Après plus de douze ans d’existence, le CHAR se présente maintenant, dans le paysage national et au-delà, comme une référence majeure — avec la composante histoire de l’art du Centre d’Études Supérieures de la Renaissance — pour la recherche universitaire française en histoire de l’art de la Renaissance, ceci grâce à une identité disciplinaire et chrono-historique bien définie et à une politique soutenue de rencontres scientifiques, de publications et de collaborations nationales et internationales. Son identité répond à une exigence de cohérence méthodologique et de lisibilité, mais ne signifie nullement un repli et une fermeture, le CHAR privilégiant l’interdisciplinarité et se montrant ouvert aux réflexions transhistoriques. Naturellement européen et international dans son horizon universitaire, il accueille une large part d’étudiants d’origine étrangère. Comme en témoignent douze colloques et journées d’études, cinq actes de colloques et un ouvrage collectif déjà parus, quatorze thèses soutenues dont cinq publiées ou sur le point de l’être à la fin de 2012, six doctorants titularisés dans l’enseignement universitaire et la recherche scientifique en France ou à l’étranger, le CHAR a été conçu comme une équipe aux effectifs limités eu égard aux perspectives professionnelles dans ce champ disciplinaire, mais à la productivité et au rayonnement incontestables, auxquels on peut ajouter les publications, activités et responsabilités personnelles de ses membres. L’intégration à l’HICSA et plus encore l’évolution de la recherche universitaire et de ses moyens d’échange conduisent le CHAR, en 2013, à un renforcement de ses collaborations internationales, à un déploiement et à un renouvellement de ses modes d’activité, ainsi qu’à un élargissement de sa communauté scientifique.
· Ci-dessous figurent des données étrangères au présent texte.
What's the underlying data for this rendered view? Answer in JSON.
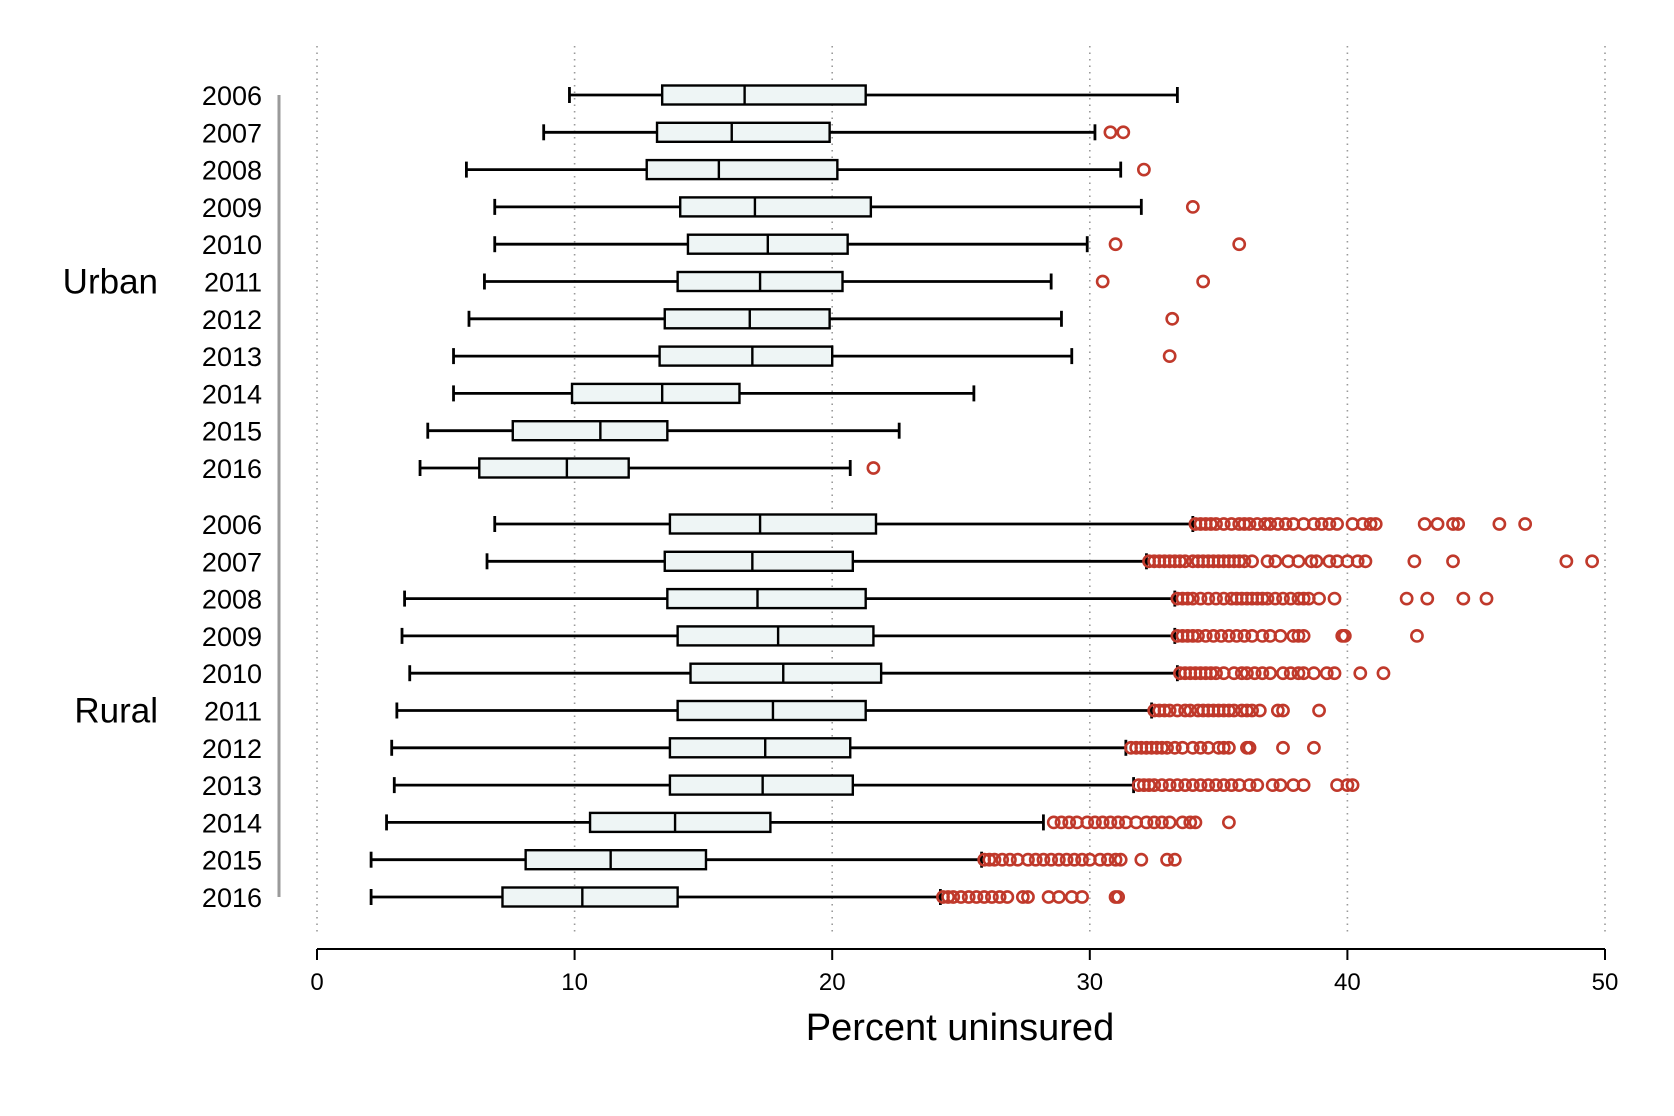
{
  "chart_data": {
    "type": "boxplot",
    "orientation": "horizontal",
    "xlabel": "Percent uninsured",
    "xlim": [
      0,
      50
    ],
    "xticks": [
      0,
      10,
      20,
      30,
      40,
      50
    ],
    "grid": "vertical dotted",
    "colors": {
      "box_fill": "#eef5f5",
      "outlier": "#c0392b",
      "line": "#000000"
    },
    "groups": [
      {
        "name": "Urban",
        "rows": [
          {
            "year": "2006",
            "whisker_low": 9.8,
            "q1": 13.4,
            "median": 16.6,
            "q3": 21.3,
            "whisker_high": 33.4,
            "outliers": []
          },
          {
            "year": "2007",
            "whisker_low": 8.8,
            "q1": 13.2,
            "median": 16.1,
            "q3": 19.9,
            "whisker_high": 30.2,
            "outliers": [
              30.8,
              31.3
            ]
          },
          {
            "year": "2008",
            "whisker_low": 5.8,
            "q1": 12.8,
            "median": 15.6,
            "q3": 20.2,
            "whisker_high": 31.2,
            "outliers": [
              32.1
            ]
          },
          {
            "year": "2009",
            "whisker_low": 6.9,
            "q1": 14.1,
            "median": 17.0,
            "q3": 21.5,
            "whisker_high": 32.0,
            "outliers": [
              34.0
            ]
          },
          {
            "year": "2010",
            "whisker_low": 6.9,
            "q1": 14.4,
            "median": 17.5,
            "q3": 20.6,
            "whisker_high": 29.9,
            "outliers": [
              31.0,
              35.8
            ]
          },
          {
            "year": "2011",
            "whisker_low": 6.5,
            "q1": 14.0,
            "median": 17.2,
            "q3": 20.4,
            "whisker_high": 28.5,
            "outliers": [
              30.5,
              34.4
            ]
          },
          {
            "year": "2012",
            "whisker_low": 5.9,
            "q1": 13.5,
            "median": 16.8,
            "q3": 19.9,
            "whisker_high": 28.9,
            "outliers": [
              33.2
            ]
          },
          {
            "year": "2013",
            "whisker_low": 5.3,
            "q1": 13.3,
            "median": 16.9,
            "q3": 20.0,
            "whisker_high": 29.3,
            "outliers": [
              33.1
            ]
          },
          {
            "year": "2014",
            "whisker_low": 5.3,
            "q1": 9.9,
            "median": 13.4,
            "q3": 16.4,
            "whisker_high": 25.5,
            "outliers": []
          },
          {
            "year": "2015",
            "whisker_low": 4.3,
            "q1": 7.6,
            "median": 11.0,
            "q3": 13.6,
            "whisker_high": 22.6,
            "outliers": []
          },
          {
            "year": "2016",
            "whisker_low": 4.0,
            "q1": 6.3,
            "median": 9.7,
            "q3": 12.1,
            "whisker_high": 20.7,
            "outliers": [
              21.6
            ]
          }
        ]
      },
      {
        "name": "Rural",
        "rows": [
          {
            "year": "2006",
            "whisker_low": 6.9,
            "q1": 13.7,
            "median": 17.2,
            "q3": 21.7,
            "whisker_high": 34.0,
            "outliers": [
              34.1,
              34.3,
              34.5,
              34.7,
              34.9,
              35.2,
              35.5,
              35.8,
              36.0,
              36.2,
              36.5,
              36.8,
              37.0,
              37.3,
              37.6,
              37.9,
              38.3,
              38.7,
              39.0,
              39.3,
              39.6,
              40.2,
              40.6,
              40.9,
              41.1,
              43.0,
              43.5,
              44.1,
              44.3,
              45.9,
              46.9
            ]
          },
          {
            "year": "2007",
            "whisker_low": 6.6,
            "q1": 13.5,
            "median": 16.9,
            "q3": 20.8,
            "whisker_high": 32.2,
            "outliers": [
              32.3,
              32.5,
              32.7,
              32.9,
              33.1,
              33.3,
              33.5,
              33.7,
              34.0,
              34.2,
              34.4,
              34.6,
              34.8,
              35.0,
              35.2,
              35.4,
              35.6,
              35.8,
              36.0,
              36.3,
              36.9,
              37.2,
              37.7,
              38.1,
              38.6,
              38.8,
              39.3,
              39.6,
              40.0,
              40.4,
              40.7,
              42.6,
              44.1,
              48.5,
              49.5
            ]
          },
          {
            "year": "2008",
            "whisker_low": 3.4,
            "q1": 13.6,
            "median": 17.1,
            "q3": 21.3,
            "whisker_high": 33.3,
            "outliers": [
              33.4,
              33.6,
              33.8,
              34.0,
              34.3,
              34.6,
              34.9,
              35.2,
              35.5,
              35.7,
              35.9,
              36.1,
              36.3,
              36.5,
              36.7,
              36.9,
              37.2,
              37.5,
              37.8,
              38.1,
              38.3,
              38.5,
              38.9,
              39.5,
              42.3,
              43.1,
              44.5,
              45.4
            ]
          },
          {
            "year": "2009",
            "whisker_low": 3.3,
            "q1": 14.0,
            "median": 17.9,
            "q3": 21.6,
            "whisker_high": 33.3,
            "outliers": [
              33.4,
              33.6,
              33.8,
              34.0,
              34.2,
              34.5,
              34.8,
              35.1,
              35.4,
              35.7,
              36.0,
              36.3,
              36.7,
              37.0,
              37.4,
              37.9,
              38.1,
              38.3,
              39.8,
              39.9,
              42.7
            ]
          },
          {
            "year": "2010",
            "whisker_low": 3.6,
            "q1": 14.5,
            "median": 18.1,
            "q3": 21.9,
            "whisker_high": 33.4,
            "outliers": [
              33.5,
              33.7,
              33.9,
              34.1,
              34.3,
              34.5,
              34.7,
              34.9,
              35.2,
              35.6,
              35.9,
              36.1,
              36.4,
              36.7,
              37.0,
              37.5,
              37.8,
              38.1,
              38.3,
              38.7,
              39.2,
              39.5,
              40.5,
              41.4
            ]
          },
          {
            "year": "2011",
            "whisker_low": 3.1,
            "q1": 14.0,
            "median": 17.7,
            "q3": 21.3,
            "whisker_high": 32.4,
            "outliers": [
              32.5,
              32.7,
              32.9,
              33.1,
              33.4,
              33.7,
              33.9,
              34.2,
              34.4,
              34.6,
              34.8,
              35.0,
              35.2,
              35.4,
              35.6,
              35.9,
              36.1,
              36.3,
              36.6,
              37.3,
              37.5,
              38.9
            ]
          },
          {
            "year": "2012",
            "whisker_low": 2.9,
            "q1": 13.7,
            "median": 17.4,
            "q3": 20.7,
            "whisker_high": 31.4,
            "outliers": [
              31.6,
              31.8,
              32.0,
              32.2,
              32.4,
              32.6,
              32.8,
              33.0,
              33.3,
              33.6,
              34.0,
              34.3,
              34.6,
              35.0,
              35.2,
              35.4,
              36.1,
              36.2,
              37.5,
              38.7
            ]
          },
          {
            "year": "2013",
            "whisker_low": 3.0,
            "q1": 13.7,
            "median": 17.3,
            "q3": 20.8,
            "whisker_high": 31.7,
            "outliers": [
              31.9,
              32.1,
              32.3,
              32.5,
              32.8,
              33.1,
              33.4,
              33.7,
              34.0,
              34.3,
              34.6,
              34.9,
              35.2,
              35.5,
              35.8,
              36.2,
              36.5,
              37.1,
              37.4,
              37.9,
              38.3,
              39.6,
              40.0,
              40.2
            ]
          },
          {
            "year": "2014",
            "whisker_low": 2.7,
            "q1": 10.6,
            "median": 13.9,
            "q3": 17.6,
            "whisker_high": 28.2,
            "outliers": [
              28.6,
              28.9,
              29.2,
              29.5,
              29.9,
              30.2,
              30.5,
              30.8,
              31.1,
              31.4,
              31.8,
              32.2,
              32.5,
              32.8,
              33.1,
              33.6,
              33.9,
              34.1,
              35.4
            ]
          },
          {
            "year": "2015",
            "whisker_low": 2.1,
            "q1": 8.1,
            "median": 11.4,
            "q3": 15.1,
            "whisker_high": 25.8,
            "outliers": [
              25.9,
              26.1,
              26.3,
              26.6,
              26.9,
              27.2,
              27.6,
              27.9,
              28.2,
              28.5,
              28.8,
              29.1,
              29.4,
              29.7,
              30.0,
              30.4,
              30.7,
              31.0,
              31.2,
              32.0,
              33.0,
              33.3
            ]
          },
          {
            "year": "2016",
            "whisker_low": 2.1,
            "q1": 7.2,
            "median": 10.3,
            "q3": 14.0,
            "whisker_high": 24.2,
            "outliers": [
              24.3,
              24.5,
              24.7,
              25.0,
              25.3,
              25.6,
              25.9,
              26.2,
              26.5,
              26.8,
              27.4,
              27.6,
              28.4,
              28.8,
              29.3,
              29.7,
              31.0,
              31.1
            ]
          }
        ]
      }
    ]
  }
}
Le colloque international Voir l’au-delà. L’expérience visionnaire et sa représentation dans l’art italien de la Renaissance (Paris, juin 2013) a ainsi été élaboré en partenariat étroit avec le Kunsthistorisches Institut in Florenz et le Centre Allemand d’Histoire de l’Art ; l’année 2013 va être aussi marquée par la création d’un blog et la mise en place d’un séminaire interuniversitaire du CHAR, et celui-ci va bientôt s’adosser à une association qui lui permettra de formaliser et de pérenniser une volonté de dialogue, d’échanges et de collaboration au-delà de sa sphère institutionnelle d’origine.

L’axe prioritaire du CHAR est l’Italie comme il ressort de la majorité des travaux de ses membres ainsi que des rapports intenses entretenus avec diverses institutions établies dans la péninsule, aux premiers rangs desquelles l’Académie de France à Rome et sa revue Studiolo, l’université Roma I La Sapienza, l’université de Lecce, l’Institut universitaire hollandais d’histoire de l’art de Florence, la Villa I Tatti (The Harvard University Center for Italian Renaissance Studies), le Centre Allemand d’Histoire de l’Art et le Kunsthistorisches Institut de Florence. Mais à une époque où l’histoire de l’art se pense essentiellement en termes d’échanges, de circulation et de relations transculturelles, ce rapport privilégié à l’Italie est bien évidemment sans frontière et est envisagé à l’échelle européenne et méditerranéenne, non seulement à cause du tropisme italien qui domine la Renaissance française et qui marque également l’art des Pays-Bas et des pays germaniques au XVIe siècle, comme de la présence ou de l’impact majeur d’artistes allemands et flamands en terre italienne, mais aussi en raison d’un patrimoine culturel commun où interfèrent les héritages antiques et médiévaux.